Photo by Mackenzie Smith. Photo by Mackenzie Smith.

The wrap in this picture is made with leftover brown rice and shredded beef shortrib from Dai Due, watermelon radish, mint, cilantro, sesame, scallion and hot sauce.

Prep your fillings (chop veggies, herbs) and set them up so they are easy to get to as you build your wrap, starting with grains and ending with crunch or hot sauce.

Use your leftovers!

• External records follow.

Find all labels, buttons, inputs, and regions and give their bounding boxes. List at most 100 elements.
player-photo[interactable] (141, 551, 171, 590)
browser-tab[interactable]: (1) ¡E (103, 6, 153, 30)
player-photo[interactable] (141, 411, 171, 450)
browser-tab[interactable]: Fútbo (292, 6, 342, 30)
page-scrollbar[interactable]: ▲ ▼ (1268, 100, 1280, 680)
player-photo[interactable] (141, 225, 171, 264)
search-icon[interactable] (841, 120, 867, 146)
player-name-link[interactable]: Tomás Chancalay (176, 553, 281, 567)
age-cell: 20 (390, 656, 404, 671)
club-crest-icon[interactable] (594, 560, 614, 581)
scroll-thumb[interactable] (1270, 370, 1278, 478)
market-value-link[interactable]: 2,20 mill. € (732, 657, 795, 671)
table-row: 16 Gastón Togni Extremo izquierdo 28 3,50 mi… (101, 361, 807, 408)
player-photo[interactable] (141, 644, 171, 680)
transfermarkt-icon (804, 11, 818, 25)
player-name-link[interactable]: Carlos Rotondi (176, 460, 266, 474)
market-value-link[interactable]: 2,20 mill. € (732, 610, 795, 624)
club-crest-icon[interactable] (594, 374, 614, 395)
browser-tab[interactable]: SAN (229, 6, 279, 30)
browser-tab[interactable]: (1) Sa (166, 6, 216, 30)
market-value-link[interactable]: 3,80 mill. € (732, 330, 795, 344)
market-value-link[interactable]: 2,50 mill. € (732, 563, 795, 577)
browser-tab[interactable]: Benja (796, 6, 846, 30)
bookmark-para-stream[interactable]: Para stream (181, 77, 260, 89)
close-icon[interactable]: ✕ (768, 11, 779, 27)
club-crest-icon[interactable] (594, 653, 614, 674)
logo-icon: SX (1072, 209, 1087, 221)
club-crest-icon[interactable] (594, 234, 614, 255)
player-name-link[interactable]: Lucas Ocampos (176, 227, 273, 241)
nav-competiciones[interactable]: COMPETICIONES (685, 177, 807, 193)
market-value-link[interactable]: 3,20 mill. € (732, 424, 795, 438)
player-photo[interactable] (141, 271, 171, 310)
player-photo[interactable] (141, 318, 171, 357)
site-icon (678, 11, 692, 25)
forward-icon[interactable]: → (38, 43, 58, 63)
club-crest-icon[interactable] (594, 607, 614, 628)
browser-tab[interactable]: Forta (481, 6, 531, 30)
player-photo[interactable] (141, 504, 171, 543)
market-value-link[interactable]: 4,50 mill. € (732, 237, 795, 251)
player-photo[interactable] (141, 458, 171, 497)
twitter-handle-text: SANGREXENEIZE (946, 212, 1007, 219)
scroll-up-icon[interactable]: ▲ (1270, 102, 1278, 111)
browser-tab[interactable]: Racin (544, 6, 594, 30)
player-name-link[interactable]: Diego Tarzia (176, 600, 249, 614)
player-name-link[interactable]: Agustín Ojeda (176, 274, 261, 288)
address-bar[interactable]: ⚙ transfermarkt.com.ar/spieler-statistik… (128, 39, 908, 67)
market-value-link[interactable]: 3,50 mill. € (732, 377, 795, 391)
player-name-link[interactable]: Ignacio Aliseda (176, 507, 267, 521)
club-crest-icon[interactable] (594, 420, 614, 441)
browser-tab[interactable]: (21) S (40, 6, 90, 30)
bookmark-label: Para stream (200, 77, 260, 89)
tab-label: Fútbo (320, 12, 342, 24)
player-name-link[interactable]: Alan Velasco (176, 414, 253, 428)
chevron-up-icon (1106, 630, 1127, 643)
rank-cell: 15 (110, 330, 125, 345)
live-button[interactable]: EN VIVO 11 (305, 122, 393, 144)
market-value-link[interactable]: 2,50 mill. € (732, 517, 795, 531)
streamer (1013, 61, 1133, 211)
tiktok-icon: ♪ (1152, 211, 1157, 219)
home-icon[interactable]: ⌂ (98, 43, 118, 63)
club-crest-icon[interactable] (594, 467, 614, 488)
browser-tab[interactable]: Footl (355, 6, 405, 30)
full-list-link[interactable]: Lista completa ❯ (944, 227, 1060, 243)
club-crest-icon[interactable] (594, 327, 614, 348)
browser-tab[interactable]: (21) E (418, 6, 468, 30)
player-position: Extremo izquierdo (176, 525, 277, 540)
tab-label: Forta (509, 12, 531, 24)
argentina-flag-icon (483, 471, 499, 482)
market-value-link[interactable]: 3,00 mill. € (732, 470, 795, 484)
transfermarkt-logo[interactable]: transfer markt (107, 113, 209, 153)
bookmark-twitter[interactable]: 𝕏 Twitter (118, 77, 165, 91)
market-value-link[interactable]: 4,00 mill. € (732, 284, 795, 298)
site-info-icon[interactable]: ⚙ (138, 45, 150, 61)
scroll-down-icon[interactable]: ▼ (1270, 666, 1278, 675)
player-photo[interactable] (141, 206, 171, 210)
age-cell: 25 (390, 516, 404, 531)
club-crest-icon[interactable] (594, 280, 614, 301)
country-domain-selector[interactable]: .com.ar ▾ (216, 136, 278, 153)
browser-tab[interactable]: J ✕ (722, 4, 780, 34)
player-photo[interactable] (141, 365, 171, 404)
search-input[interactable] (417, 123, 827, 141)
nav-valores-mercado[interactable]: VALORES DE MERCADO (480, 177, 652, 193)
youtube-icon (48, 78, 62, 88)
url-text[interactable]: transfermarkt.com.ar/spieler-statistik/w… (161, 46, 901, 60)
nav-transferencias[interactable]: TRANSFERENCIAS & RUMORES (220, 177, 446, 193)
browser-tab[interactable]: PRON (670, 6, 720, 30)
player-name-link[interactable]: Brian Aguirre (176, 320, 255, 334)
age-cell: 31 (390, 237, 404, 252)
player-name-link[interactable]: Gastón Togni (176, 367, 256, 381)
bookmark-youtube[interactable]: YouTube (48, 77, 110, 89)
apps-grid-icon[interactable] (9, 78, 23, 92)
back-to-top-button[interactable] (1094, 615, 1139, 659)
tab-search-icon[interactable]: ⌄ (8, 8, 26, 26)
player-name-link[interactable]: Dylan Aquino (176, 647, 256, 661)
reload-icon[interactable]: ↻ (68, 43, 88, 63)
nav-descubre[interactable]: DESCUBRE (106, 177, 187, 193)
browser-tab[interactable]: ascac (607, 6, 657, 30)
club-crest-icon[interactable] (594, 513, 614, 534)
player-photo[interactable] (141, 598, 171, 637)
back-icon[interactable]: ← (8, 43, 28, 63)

Get creative!

Pick one of each:

  • Grain or noodle: brown rice, quinoa, noodles, couscous, freekeh, barley
  • Protein: seitan, tofu, shrimp, chicken, beef, pork, poached/fried/scrambled egg, leftover sloppy joe filling, taco meat-- you get the picture


Add a healthy sprinkle of any or all:
  • Mint, cilantro, basil, parsley, scallion, chives


Crunch:
  • Julienned or shredded fresh carrots, watermelon radish, jicama or sprouts
  • Pickles
  • Nuts & seeds
  • Crispy shallots or garlic
  • Potato chips (yes)


Finishing with a few shakes of hot sauce is non-negotiable in this house, but to each their own.

Maybe this reminds you of a more virtuous Chipotle situation? Get into it!

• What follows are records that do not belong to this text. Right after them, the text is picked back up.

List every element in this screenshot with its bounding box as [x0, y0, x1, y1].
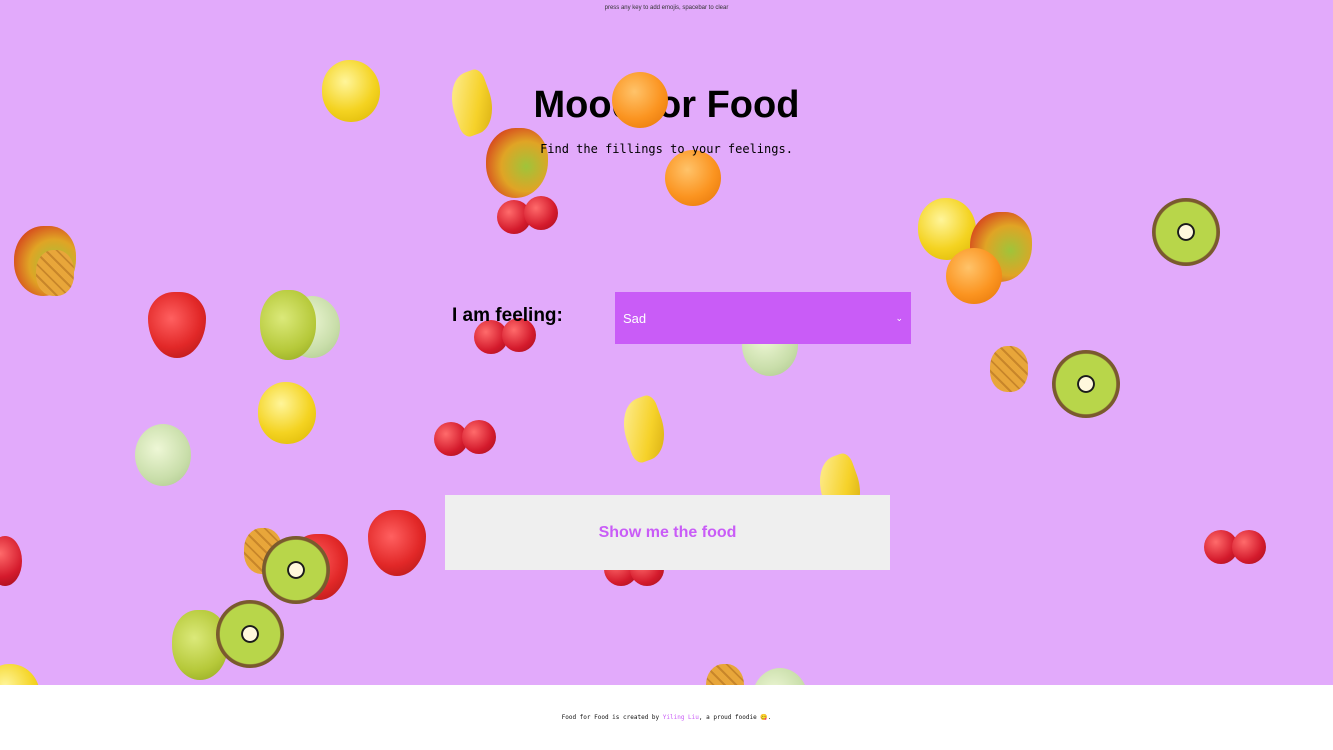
cherry-emoji	[462, 420, 496, 454]
emoji-canvas[interactable]: press any key to add emojis, spacebar to…	[0, 0, 1333, 685]
strawberry-emoji	[148, 292, 206, 358]
orange-emoji	[665, 150, 721, 206]
footer-suffix: , a proud foodie 😋.	[698, 714, 772, 721]
show-food-button[interactable]: Show me the food	[445, 495, 890, 570]
keyboard-hint: press any key to add emojis, spacebar to…	[604, 5, 729, 11]
orange-emoji	[946, 248, 1002, 304]
cherry-emoji	[0, 536, 22, 586]
cherry-emoji	[524, 196, 558, 230]
mood-select-value: Sad	[623, 310, 647, 326]
page-subtitle: Find the fillings to your feelings.	[540, 142, 793, 156]
cherry-emoji	[1232, 530, 1266, 564]
feeling-label: I am feeling:	[452, 305, 563, 326]
melon-emoji	[752, 668, 808, 685]
mango-emoji	[486, 128, 548, 198]
pear-emoji	[260, 290, 316, 360]
banana-emoji	[614, 393, 674, 465]
lemon-emoji	[258, 382, 316, 444]
lemon-emoji	[0, 664, 40, 685]
footer-prefix: Food for Food is created by	[561, 714, 663, 721]
kiwi-emoji	[262, 536, 330, 604]
pineapple-emoji	[990, 346, 1028, 392]
strawberry-emoji	[368, 510, 426, 576]
chevron-down-icon: ⌄	[895, 312, 903, 323]
author-link[interactable]: Yiling Liu	[663, 714, 699, 721]
footer: Food for Food is created by Yiling Liu, …	[0, 685, 1333, 750]
footer-credit: Food for Food is created by Yiling Liu, …	[0, 714, 1333, 721]
orange-emoji	[612, 72, 668, 128]
kiwi-emoji	[1052, 350, 1120, 418]
kiwi-emoji	[1152, 198, 1220, 266]
melon-emoji	[135, 424, 191, 486]
pineapple-emoji	[36, 250, 74, 296]
mood-select[interactable]: Sad ⌄	[615, 292, 911, 344]
kiwi-emoji	[216, 600, 284, 668]
pineapple-emoji	[706, 664, 744, 685]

Photo by Mackenzie Smith. Photo by Mackenzie Smith.

Prep your collards:

Gently swish around whole collard leaves in a big bowl of water before letting them sit for about 10 minutes. Take the leaves out of the water and give them one more quick rinse under the faucet before patting them dry with a towel. (While this step may seem gratuitous, collards are inherently dirty, coming up from the earth the way they do. Nothing says “don’t do this again” like a mouthful of grit.) Aim to leave as much of the leaf in tact as possible as you remove the thickest part of the spine from each one. If the leaves are small, place one on top of the other to cover the slit from removing the spine reinforce your wrap and make room for more filling. If your leaves are on the larger side, just use one for each wrap, starting with the slit side and rolling inward.

Starting with the grain or noodle, spoon it into the middle of the leaf, then add protein, herbs and crunch. Finish with hot sauce. Air on the conservative side as you build your wrap, especially the first go-round. Once you have tried it a few times, you will begin to see about how much a leaf can handle based on its size.